Wealth Inequality
Slavery (early 1600s-1865)
- Slaves were not allowed to own any property.
- This was the start of a nearly 300-year disadvantage in a system where property has become a symbol of freedom and mobility, of which Black people have continuously been systemically denied.
Cottager System (1800s-1930s)
- Due to embedded post-abolition racism, freed Black people weren’t able to get and sustain jobs in most industries. Many ended up in the cottager system, which subjected them to many of the same horrors of plantation and farm labor under chattel slavery, just with the benefit of a wage (but never a substantial one) and land to grow their own crops.
Great Migration (1916-1970)
- As freed Black people from the South to NJ, the Great Migration laid the foundation for Black “ghettos,” since migrants were only allowed to move into certain areas due to redlining and restrictive covenants.
Great Depression (1929-1939)
- During the Great Depression, Black people in NJ suffered more than any other group in the state. Black unemployment was nearly double that of white and by 1932, 26% of the families on state relief were Black, even though they were only 5% of the population.

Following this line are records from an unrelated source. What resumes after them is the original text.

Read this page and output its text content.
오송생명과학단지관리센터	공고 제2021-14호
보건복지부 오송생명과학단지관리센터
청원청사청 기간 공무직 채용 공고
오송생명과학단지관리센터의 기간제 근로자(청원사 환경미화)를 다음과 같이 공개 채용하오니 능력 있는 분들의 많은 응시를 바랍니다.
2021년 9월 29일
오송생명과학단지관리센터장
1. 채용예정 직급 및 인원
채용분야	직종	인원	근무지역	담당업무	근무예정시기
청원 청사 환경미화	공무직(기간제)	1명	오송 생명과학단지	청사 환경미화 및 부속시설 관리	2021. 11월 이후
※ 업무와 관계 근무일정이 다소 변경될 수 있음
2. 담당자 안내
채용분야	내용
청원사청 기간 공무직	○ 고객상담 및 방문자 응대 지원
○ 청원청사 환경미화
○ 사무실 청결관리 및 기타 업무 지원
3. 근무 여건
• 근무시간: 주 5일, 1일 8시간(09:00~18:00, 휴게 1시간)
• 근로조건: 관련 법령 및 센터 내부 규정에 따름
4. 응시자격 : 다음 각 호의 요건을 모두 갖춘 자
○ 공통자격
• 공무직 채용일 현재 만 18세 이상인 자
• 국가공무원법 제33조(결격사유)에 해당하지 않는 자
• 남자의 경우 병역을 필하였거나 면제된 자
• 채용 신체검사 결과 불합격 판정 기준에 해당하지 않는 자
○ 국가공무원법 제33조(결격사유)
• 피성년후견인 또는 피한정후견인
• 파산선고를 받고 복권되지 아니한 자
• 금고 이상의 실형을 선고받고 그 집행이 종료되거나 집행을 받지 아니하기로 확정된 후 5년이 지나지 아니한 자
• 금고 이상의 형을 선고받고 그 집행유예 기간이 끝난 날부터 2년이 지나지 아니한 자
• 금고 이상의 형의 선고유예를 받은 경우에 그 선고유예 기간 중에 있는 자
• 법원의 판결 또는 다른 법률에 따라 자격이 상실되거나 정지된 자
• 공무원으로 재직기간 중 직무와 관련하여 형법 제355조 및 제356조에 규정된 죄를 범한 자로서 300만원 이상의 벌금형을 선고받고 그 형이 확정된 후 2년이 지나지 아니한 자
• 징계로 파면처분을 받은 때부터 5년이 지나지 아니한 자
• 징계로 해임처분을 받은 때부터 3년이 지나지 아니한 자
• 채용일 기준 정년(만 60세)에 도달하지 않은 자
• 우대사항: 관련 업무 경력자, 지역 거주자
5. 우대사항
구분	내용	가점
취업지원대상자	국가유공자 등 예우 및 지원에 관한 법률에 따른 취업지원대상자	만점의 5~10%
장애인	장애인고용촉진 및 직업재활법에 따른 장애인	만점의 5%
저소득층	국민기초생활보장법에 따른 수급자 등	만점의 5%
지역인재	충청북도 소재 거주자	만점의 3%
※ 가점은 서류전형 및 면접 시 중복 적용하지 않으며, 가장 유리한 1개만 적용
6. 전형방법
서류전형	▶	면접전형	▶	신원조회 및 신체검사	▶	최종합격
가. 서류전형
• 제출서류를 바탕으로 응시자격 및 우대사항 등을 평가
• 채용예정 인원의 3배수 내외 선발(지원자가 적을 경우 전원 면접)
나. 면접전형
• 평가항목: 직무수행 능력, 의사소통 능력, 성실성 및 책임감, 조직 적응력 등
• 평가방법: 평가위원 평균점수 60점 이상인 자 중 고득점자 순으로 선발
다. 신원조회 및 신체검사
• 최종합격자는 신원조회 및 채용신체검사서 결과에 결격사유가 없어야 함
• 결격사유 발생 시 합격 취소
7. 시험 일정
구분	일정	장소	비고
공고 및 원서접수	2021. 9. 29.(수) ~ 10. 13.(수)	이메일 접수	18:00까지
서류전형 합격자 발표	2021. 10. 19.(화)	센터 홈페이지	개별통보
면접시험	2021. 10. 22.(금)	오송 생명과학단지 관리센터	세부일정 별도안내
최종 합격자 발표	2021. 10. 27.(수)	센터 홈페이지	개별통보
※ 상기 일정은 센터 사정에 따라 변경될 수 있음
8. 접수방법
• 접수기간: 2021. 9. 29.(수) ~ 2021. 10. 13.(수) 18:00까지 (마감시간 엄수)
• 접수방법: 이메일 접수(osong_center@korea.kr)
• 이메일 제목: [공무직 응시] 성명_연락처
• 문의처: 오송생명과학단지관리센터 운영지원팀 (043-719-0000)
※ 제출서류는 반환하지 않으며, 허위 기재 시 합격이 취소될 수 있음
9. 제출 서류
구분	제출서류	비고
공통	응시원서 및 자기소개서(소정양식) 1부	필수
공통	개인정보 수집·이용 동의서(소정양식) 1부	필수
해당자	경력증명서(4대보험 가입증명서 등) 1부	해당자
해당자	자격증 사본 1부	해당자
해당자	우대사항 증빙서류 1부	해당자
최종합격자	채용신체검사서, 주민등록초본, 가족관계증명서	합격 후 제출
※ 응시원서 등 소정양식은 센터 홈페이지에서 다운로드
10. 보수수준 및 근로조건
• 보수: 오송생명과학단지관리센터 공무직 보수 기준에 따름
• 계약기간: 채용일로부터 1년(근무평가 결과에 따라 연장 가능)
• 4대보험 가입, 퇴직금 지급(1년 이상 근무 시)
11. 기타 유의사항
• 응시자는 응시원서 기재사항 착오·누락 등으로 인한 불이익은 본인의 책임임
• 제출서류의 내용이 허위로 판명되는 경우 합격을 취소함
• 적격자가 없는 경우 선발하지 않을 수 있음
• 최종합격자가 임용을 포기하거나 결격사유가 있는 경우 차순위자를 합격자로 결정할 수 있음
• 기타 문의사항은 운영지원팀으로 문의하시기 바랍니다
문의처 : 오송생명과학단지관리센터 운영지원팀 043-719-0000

Restrictive Covenants (1920-1948)
- The prohibited Black people from occupying, purchasing, or leasing property throughout the nation and state, and meant that Black people were pushed into undesirable areas, leading to increases in poverty and health issues among Black residents.
Redlining (1935-Present)
- The Homeowners Loan Corporation (HOLC) produced maps of metropolitan areas that outlined Black communities in red to signal that these were risky areas for lending institutions to issue federally insured mortgages.

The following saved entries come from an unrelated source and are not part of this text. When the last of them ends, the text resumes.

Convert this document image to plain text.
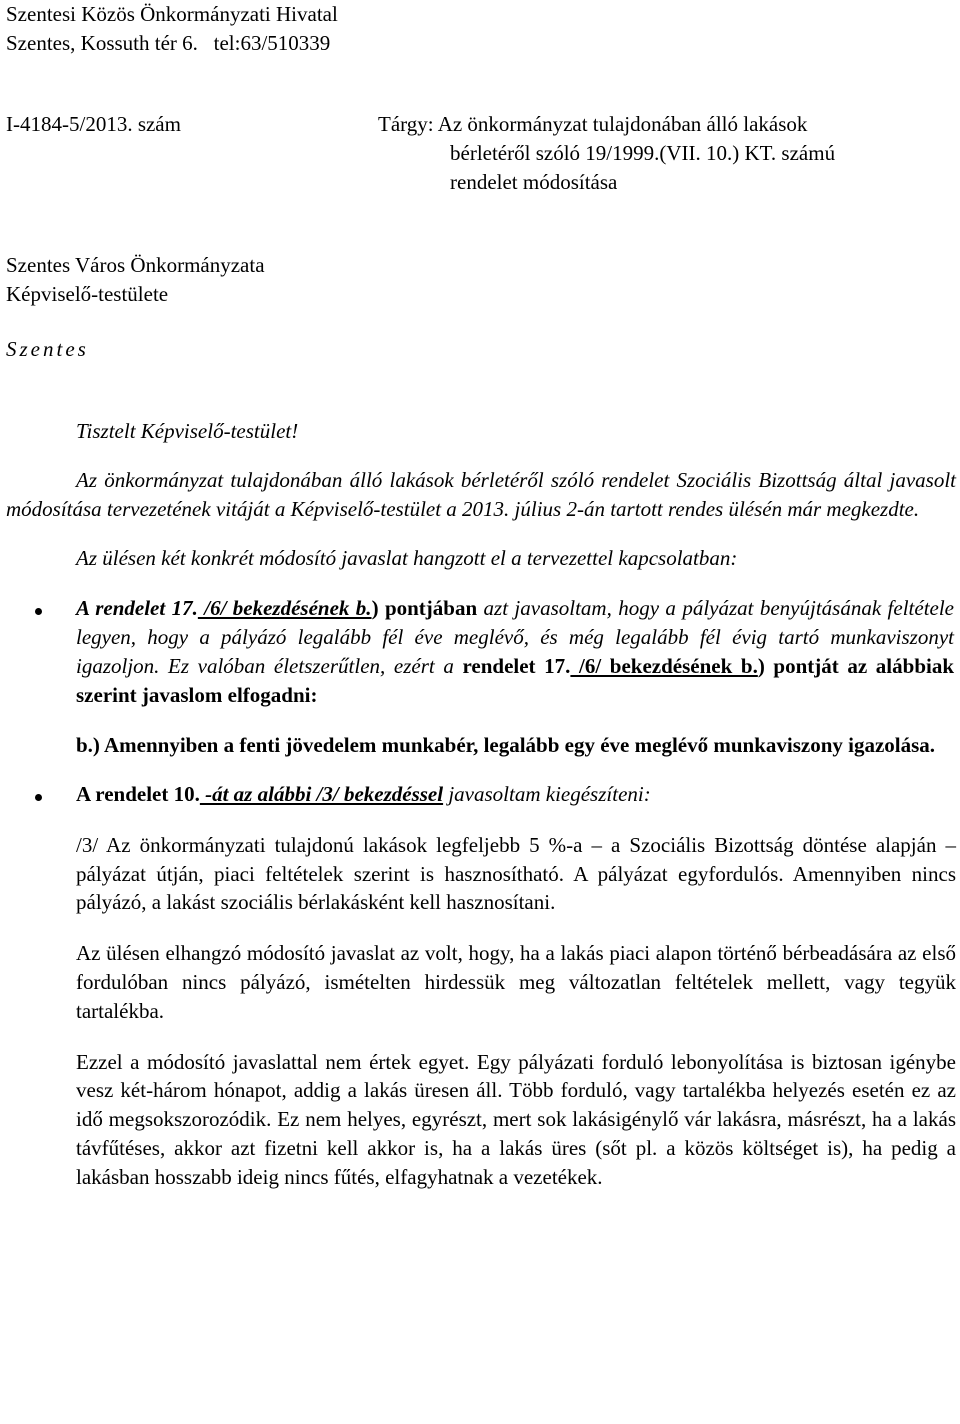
Szentesi Közös Önkormányzati Hivatal
Szentes, Kossuth tér 6.   tel:63/510339
I-4184-5/2013. szám	Tárgy: Az önkormányzat tulajdonában álló lakások
bérletéről szóló 19/1999.(VII. 10.) KT. számú
rendelet módosítása
Szentes Város Önkormányzata
Képviselő-testülete
Szentes
Tisztelt Képviselő-testület!
Az önkormányzat tulajdonában álló lakások bérletéről szóló rendelet Szociális Bizottság által javasolt módosítása tervezetének vitáját a Képviselő-testület a 2013. július 2-án tartott rendes ülésén már megkezdte.
Az ülésen két konkrét módosító javaslat hangzott el a tervezettel kapcsolatban:
A rendelet 17. /6/ bekezdésének b.) pontjában azt javasoltam, hogy a pályázat benyújtásának feltétele legyen, hogy a pályázó legalább fél éve meglévő, és még legalább fél évig tartó munkaviszonyt igazoljon. Ez valóban életszerűtlen, ezért a rendelet 17. /6/ bekezdésének b.) pontját az alábbiak szerint javaslom elfogadni:
b.) Amennyiben a fenti jövedelem munkabér, legalább egy éve meglévő munkaviszony igazolása.
A rendelet 10. -át az alábbi /3/ bekezdéssel javasoltam kiegészíteni:
/3/ Az önkormányzati tulajdonú lakások legfeljebb 5 %-a – a Szociális Bizottság döntése alapján – pályázat útján, piaci feltételek szerint is hasznosítható. A pályázat egyfordulós. Amennyiben nincs pályázó, a lakást szociális bérlakásként kell hasznosítani.
Az ülésen elhangzó módosító javaslat az volt, hogy, ha a lakás piaci alapon történő bérbeadására az első fordulóban nincs pályázó, ismételten hirdessük meg változatlan feltételek mellett, vagy tegyük tartalékba.
Ezzel a módosító javaslattal nem értek egyet. Egy pályázati forduló lebonyolítása is biztosan igénybe vesz két-három hónapot, addig a lakás üresen áll. Több forduló, vagy tartalékba helyezés esetén ez az idő megsokszorozódik. Ez nem helyes, egyrészt, mert sok lakásigénylő vár lakásra, másrészt, ha a lakás távfűtéses, akkor azt fizetni kell akkor is, ha a lakás üres (sőt pl. a közös költséget is), ha pedig a lakásban hosszabb ideig nincs fűtés, elfagyhatnak a vezetékek.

- To date, despite the end of the HOLC, urban centers, which are often predominantly Black areas, throughout the state of NJ are denied access to fair borrowing loans.
Predatory Lending (1955-Present)
- Predatory lending is when banks offer prospective home buyers subprime loans that have higher interest rates - leading to homeowners, which are often Black people, to default on these loans and have their homes foreclosed.
- The impact is wealth stripping in Black communities; once homes are foreclosed upon, there is rarely a return to homeownership.
- Black communities have devastating homeownership rates throughout the state as a direct result of this practice.